Questa lunga pausa mi è difficile da afferrare, desta la mia incapacità a non provare fatica.

È una prova dura. Non devo arrendermi ma devo entrare nel distacco in modo morbido e curioso, senza sentirmi aggredita dalla possibilità di fuga.

Sto cercando di perfezionarmi, la discrezione è la regola massima e mai come prima mi mette in difficoltà. Non sono capace di fermarmi, non riesco a rinunciare all’idea di uno spazio. Uno spazio che sia mio.

È una mia responsabilità mettere a disposizione quello che serve, affiancare il percorso delle altre senza conoscerne l’intensità e i dettagli, ma succede troppo di frequente che l’essere così vicina a Lui crei delle gelosie assurde, delle cattiverie impossibili da gestire.

Ci sono sorelle che adoro ma quando una rivalità si affaccia diventa difficile convivere. Dacché siamo inseparabili all’improvviso tutto appare diverso, ci odiamo. Ognuna di noi teme l’altra, i numerosi tentativi di trovare la giusta occasione per indebolire la sicurezza di una compagna sono la sfortuna che ci distrugge nel tempo. Me ne rendo conto, ed è importante per me farlo notare, soprattutto a Rina, anche se considero inevitabili questi cedimenti.

È un meccanismo complicato, non fosse che il Padrone è sempre così perspicace, causeremmo ammanchi riprovevoli a pregiudicare l’armonia.

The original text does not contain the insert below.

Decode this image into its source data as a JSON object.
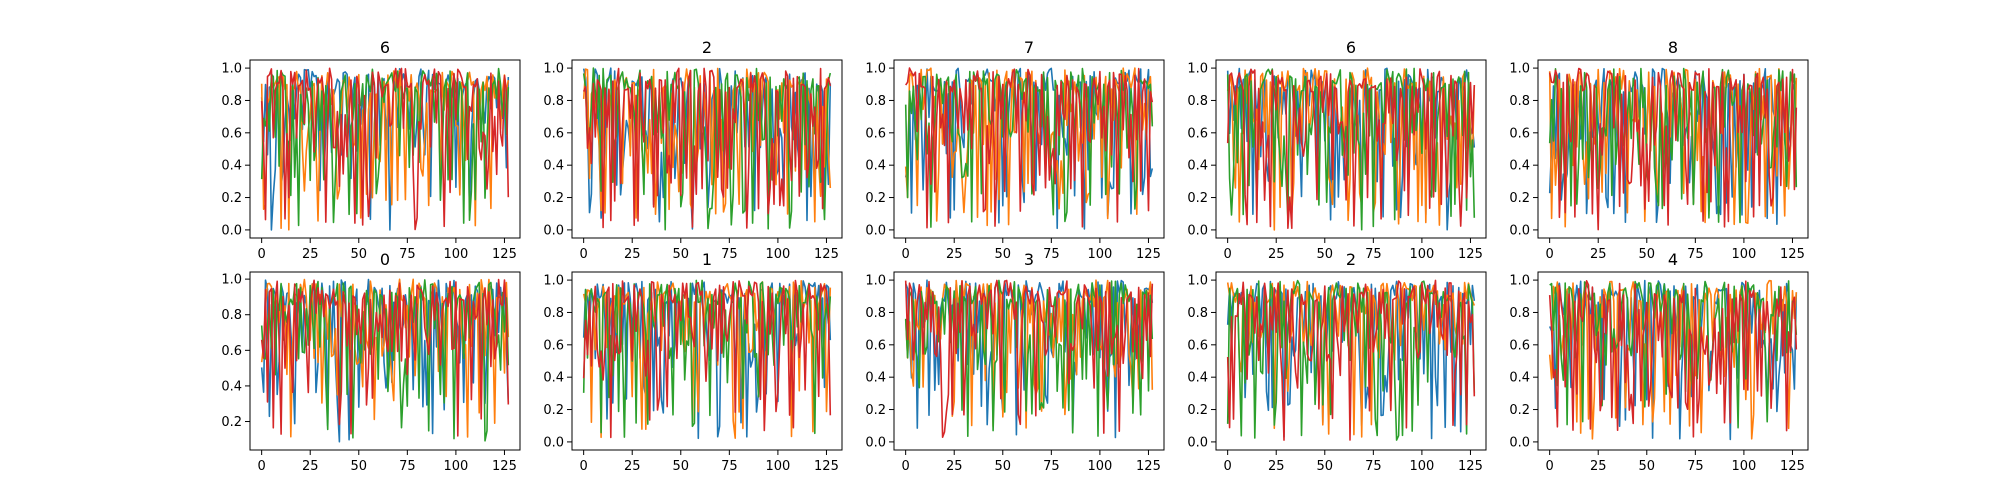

Non me lo potrei perdonare.

È comprensibile ma siamo gelose della stima che riceviamo anche se lo neghiamo, non esiste niente che sprigioni per noi più senso delle attenzioni dei Maestri e delle occasioni escogitate per rimanere da soli. È comprensibile ma non è abbastanza, non è giustificabile.

Il Padrone ci protegge da noi stesse, ogni volta che viene o chiama a sé una di noi ci propiziamo per i Suoi favori ma non possiamo farne a meno, la nostra volontà non guarisce dal possesso. Non riusciamo a privarci di quanto dovremmo, la nostra mente beneficia sempre di ciò che il nostro corpo sente: ci promettiamo di mantenere altrettanto per il futuro, quindi necessità e impedimento spesso coincidono.

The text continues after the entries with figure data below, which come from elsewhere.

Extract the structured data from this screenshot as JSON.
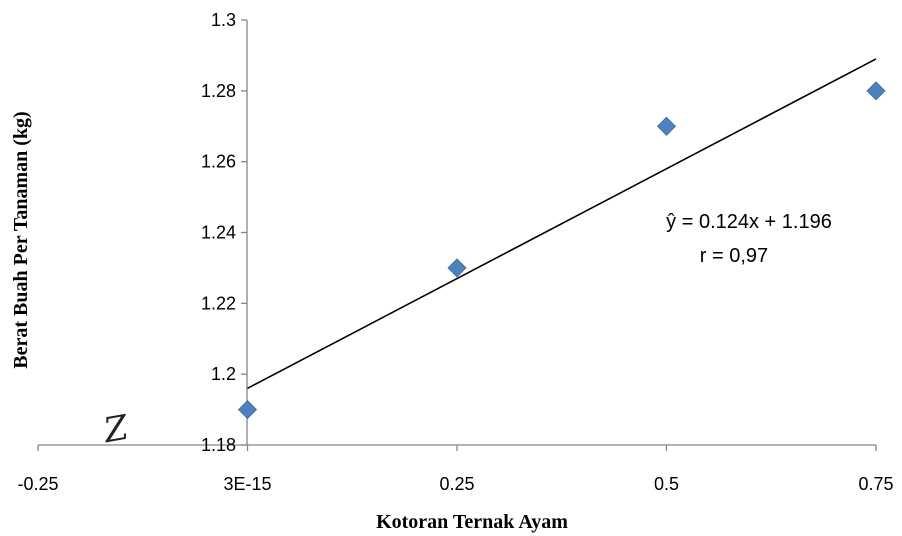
{
  "chart_data": {
    "type": "scatter",
    "xlabel": "Kotoran Ternak Ayam",
    "ylabel": "Berat Buah Per Tanaman (kg)",
    "xlim": [
      -0.25,
      0.75
    ],
    "ylim": [
      1.18,
      1.3
    ],
    "x_tick_values": [
      -0.25,
      0,
      0.25,
      0.5,
      0.75
    ],
    "x_tick_labels": [
      "-0.25",
      "3E-15",
      "0.25",
      "0.5",
      "0.75"
    ],
    "y_tick_values": [
      1.18,
      1.2,
      1.22,
      1.24,
      1.26,
      1.28,
      1.3
    ],
    "y_tick_labels": [
      "1.18",
      "1.2",
      "1.22",
      "1.24",
      "1.26",
      "1.28",
      "1.3"
    ],
    "series": [
      {
        "x": [
          0,
          0.25,
          0.5,
          0.75
        ],
        "y": [
          1.19,
          1.23,
          1.27,
          1.28
        ],
        "marker": "diamond",
        "color": "#4F81BD"
      }
    ],
    "trendline": {
      "slope": 0.124,
      "intercept": 1.196,
      "x_range": [
        0,
        0.75
      ],
      "color": "#000000"
    },
    "annotations": [
      "ŷ = 0.124x + 1.196",
      "r = 0,97"
    ],
    "grid": false,
    "legend": "none"
  },
  "stray_mark": "Z"
}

Non tutte comprendono, né io stessa sono sempre in grado di capirlo, ma più di ogni altra cosa questa animosità è un dono, è un privilegio rispetto al prezzo del miglioramento che sosteniamo attraverso il confronto. È il segnale di un delicato sviluppo per la coscienza: il desiderio per il Padrone che sia sempre la grazia ad accompagnarci in ogni situazione.

La nostra difficoltà è quindi il nostro motore e il nostro tavolo da stiramento: tutte insieme, noi siamo gioia e sofferenza.

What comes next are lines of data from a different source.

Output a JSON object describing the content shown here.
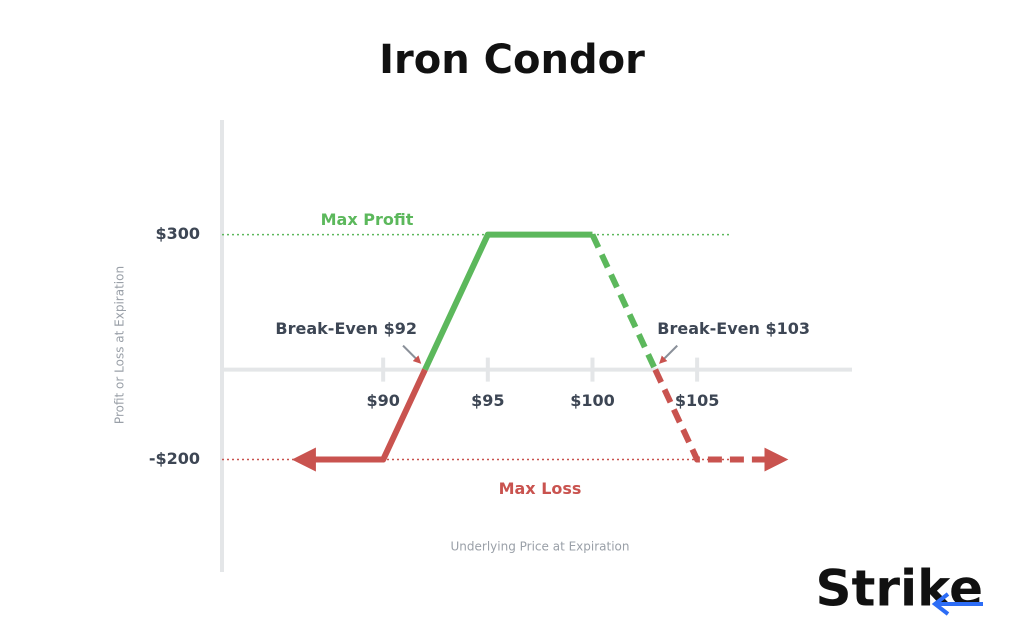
{
  "chart_data": {
    "type": "line",
    "title": "Iron Condor",
    "x_label": "Underlying Price at Expiration",
    "y_label": "Profit or Loss at Expiration",
    "xlim": [
      82.3,
      112.4
    ],
    "ylim": [
      -450,
      555
    ],
    "xticks": [
      {
        "value": 90,
        "label": "$90"
      },
      {
        "value": 95,
        "label": "$95"
      },
      {
        "value": 100,
        "label": "$100"
      },
      {
        "value": 105,
        "label": "$105"
      }
    ],
    "yticks": [
      {
        "value": 300,
        "label": "$300"
      },
      {
        "value": -200,
        "label": "-$200"
      }
    ],
    "profit_color": "#5cb85c",
    "loss_color": "#c9534f",
    "segments": [
      {
        "color": "#c9534f",
        "dashed": false,
        "x": [
          86.5,
          90,
          92
        ],
        "values": [
          -200,
          -200,
          0
        ]
      },
      {
        "color": "#5cb85c",
        "dashed": false,
        "x": [
          92,
          95,
          100
        ],
        "values": [
          0,
          300,
          300
        ]
      },
      {
        "color": "#5cb85c",
        "dashed": true,
        "x": [
          100,
          103
        ],
        "values": [
          300,
          0
        ]
      },
      {
        "color": "#c9534f",
        "dashed": true,
        "x": [
          103,
          105,
          108.5
        ],
        "values": [
          0,
          -200,
          -200
        ]
      }
    ],
    "annotations": [
      {
        "text": "Max Profit",
        "y": 300,
        "color": "#5cb85c"
      },
      {
        "text": "Max Loss",
        "y": -200,
        "color": "#c9534f"
      },
      {
        "text": "Break-Even $92",
        "x": 92,
        "y": 0,
        "color": "#3d4654"
      },
      {
        "text": "Break-Even $103",
        "x": 103,
        "y": 0,
        "color": "#3d4654"
      }
    ],
    "logo": "Strike"
  }
}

E resto davvero colpita quando la saggezza crea inconciliabili strappi con sicurezze precedenti che credevo consolidate. La superiorità d’animo aiuta a liberare la volontà. L’umiltà permette di non negare l’imperfezione ma di andare avanti, con il lavoro e con la formazione, anche attraverso la perfidia se occorre e alla sua sottile oscurità.